Starting school was a big day in our lives and I guess all the more when it’s your first born and only one. I think some of us, these days take parenting very seriously – I do!
He was just two and a half years old when he started playschool. Of course, he was not the only one – there were 14 others around the same age, some even younger. But for me, he was the only one.
It was not just about the fact that my son was starting a new phase; my apprehensions and concerns were higher because we had just moved to South Africa from the UAE and there were so many things I was unsure of.

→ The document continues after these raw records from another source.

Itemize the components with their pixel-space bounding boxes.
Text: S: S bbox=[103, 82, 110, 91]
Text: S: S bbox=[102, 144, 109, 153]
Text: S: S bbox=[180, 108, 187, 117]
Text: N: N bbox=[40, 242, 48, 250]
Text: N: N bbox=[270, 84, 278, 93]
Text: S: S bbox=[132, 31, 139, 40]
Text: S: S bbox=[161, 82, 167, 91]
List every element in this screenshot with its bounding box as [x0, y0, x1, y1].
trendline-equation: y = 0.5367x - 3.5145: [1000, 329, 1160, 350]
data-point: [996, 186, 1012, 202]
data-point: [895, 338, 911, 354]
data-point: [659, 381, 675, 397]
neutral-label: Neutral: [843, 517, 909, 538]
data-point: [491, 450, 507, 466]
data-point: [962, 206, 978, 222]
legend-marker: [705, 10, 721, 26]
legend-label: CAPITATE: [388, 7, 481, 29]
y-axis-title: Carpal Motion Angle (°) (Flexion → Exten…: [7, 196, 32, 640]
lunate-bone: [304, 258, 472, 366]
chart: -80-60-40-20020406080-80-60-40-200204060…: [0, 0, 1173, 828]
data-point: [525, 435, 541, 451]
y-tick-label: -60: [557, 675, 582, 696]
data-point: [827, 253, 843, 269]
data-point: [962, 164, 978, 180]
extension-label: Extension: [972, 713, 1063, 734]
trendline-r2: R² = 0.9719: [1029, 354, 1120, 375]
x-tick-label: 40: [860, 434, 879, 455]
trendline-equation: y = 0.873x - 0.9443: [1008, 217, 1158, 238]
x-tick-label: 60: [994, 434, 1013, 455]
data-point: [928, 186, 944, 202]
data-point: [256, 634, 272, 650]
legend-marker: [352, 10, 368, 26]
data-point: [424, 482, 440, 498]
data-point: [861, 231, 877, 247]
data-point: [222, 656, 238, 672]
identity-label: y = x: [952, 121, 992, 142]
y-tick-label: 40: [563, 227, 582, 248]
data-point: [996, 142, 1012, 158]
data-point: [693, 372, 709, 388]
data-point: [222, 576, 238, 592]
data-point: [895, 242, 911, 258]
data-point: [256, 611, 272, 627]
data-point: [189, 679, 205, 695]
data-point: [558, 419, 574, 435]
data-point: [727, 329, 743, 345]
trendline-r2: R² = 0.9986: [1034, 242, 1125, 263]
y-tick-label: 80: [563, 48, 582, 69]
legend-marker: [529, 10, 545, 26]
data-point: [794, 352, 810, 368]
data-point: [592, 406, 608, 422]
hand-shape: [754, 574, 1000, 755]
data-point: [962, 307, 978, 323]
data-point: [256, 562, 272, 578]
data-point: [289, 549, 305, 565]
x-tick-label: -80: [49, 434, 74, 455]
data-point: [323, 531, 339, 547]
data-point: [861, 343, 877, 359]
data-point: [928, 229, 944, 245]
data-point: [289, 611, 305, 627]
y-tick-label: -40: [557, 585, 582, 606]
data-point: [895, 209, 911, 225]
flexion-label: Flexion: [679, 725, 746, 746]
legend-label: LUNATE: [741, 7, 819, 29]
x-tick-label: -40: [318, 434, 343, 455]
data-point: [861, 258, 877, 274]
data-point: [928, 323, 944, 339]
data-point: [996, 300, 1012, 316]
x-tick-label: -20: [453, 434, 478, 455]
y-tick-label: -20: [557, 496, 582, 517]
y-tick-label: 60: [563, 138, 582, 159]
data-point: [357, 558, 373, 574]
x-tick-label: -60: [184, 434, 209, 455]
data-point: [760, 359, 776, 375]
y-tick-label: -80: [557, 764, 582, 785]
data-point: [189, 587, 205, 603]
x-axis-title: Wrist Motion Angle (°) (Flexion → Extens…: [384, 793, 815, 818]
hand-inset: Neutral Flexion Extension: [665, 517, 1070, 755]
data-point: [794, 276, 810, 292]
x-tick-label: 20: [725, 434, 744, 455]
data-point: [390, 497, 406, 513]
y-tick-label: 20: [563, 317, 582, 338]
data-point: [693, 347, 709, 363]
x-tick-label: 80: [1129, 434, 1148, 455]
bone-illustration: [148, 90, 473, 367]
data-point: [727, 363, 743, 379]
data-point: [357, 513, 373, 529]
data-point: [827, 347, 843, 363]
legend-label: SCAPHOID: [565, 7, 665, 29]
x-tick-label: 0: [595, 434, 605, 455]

The cultural difference to start with. Back in the UAE, he was used to seeing a lot of Indians around him and in his class he was the only one. Communication was also a big concern because we would speak mostly Hindi at home. Of course my son could understand English but I was not confident about his ability to convey his feelings in the same manner. And not to mention, the accent! It took the teacher a whole term to get to pronounce his name right!
I went with the whole process of mentally preparing my child that I won’t be with him for a few hours every morning but he will have a teacher to help him with everything and that he will get to play a lot with other children and hoped it would be easy for him. Of course, my dream of having the perfect start was just that – a dream.
There was a lot of explanation and stories that I had to tell my son so that he would understand the concept behind why mummy can’t be with him but will come and fetch him as soon as school is over.
We struggled emotionally adjusting to the fact. But thankfully it took me a week to get used to it and then I started enjoying the routine. My son took a month and a lot of scolding, explanations and stories.
The questions always were – “Why can’t u play with me in school? and Why do I have to go to school every day? When I would come to pick him up once school was over, he would always greet me with a big bear hug and then say that he cried because he missed me so much. “I don’t like it without u,” was a sentence I heard a lot and it would sometimes kill me. But I tried very hard to ensure that he did not miss a day and maybe that helped build his confidence with his teacher and classmates.
It took him a month to get confidence that I will come and take him back home – quite a challenge but I sincerely think had it not been for the kind teacher and assistant this job could have been herculean.
And then it happened. The day that I had been waiting for arrived.
I dropped my son to school gave him a hug and kiss as was the ritual and said I will come soon and got the reply “Bye Mumma, see you soon. Don’t miss me, okay?”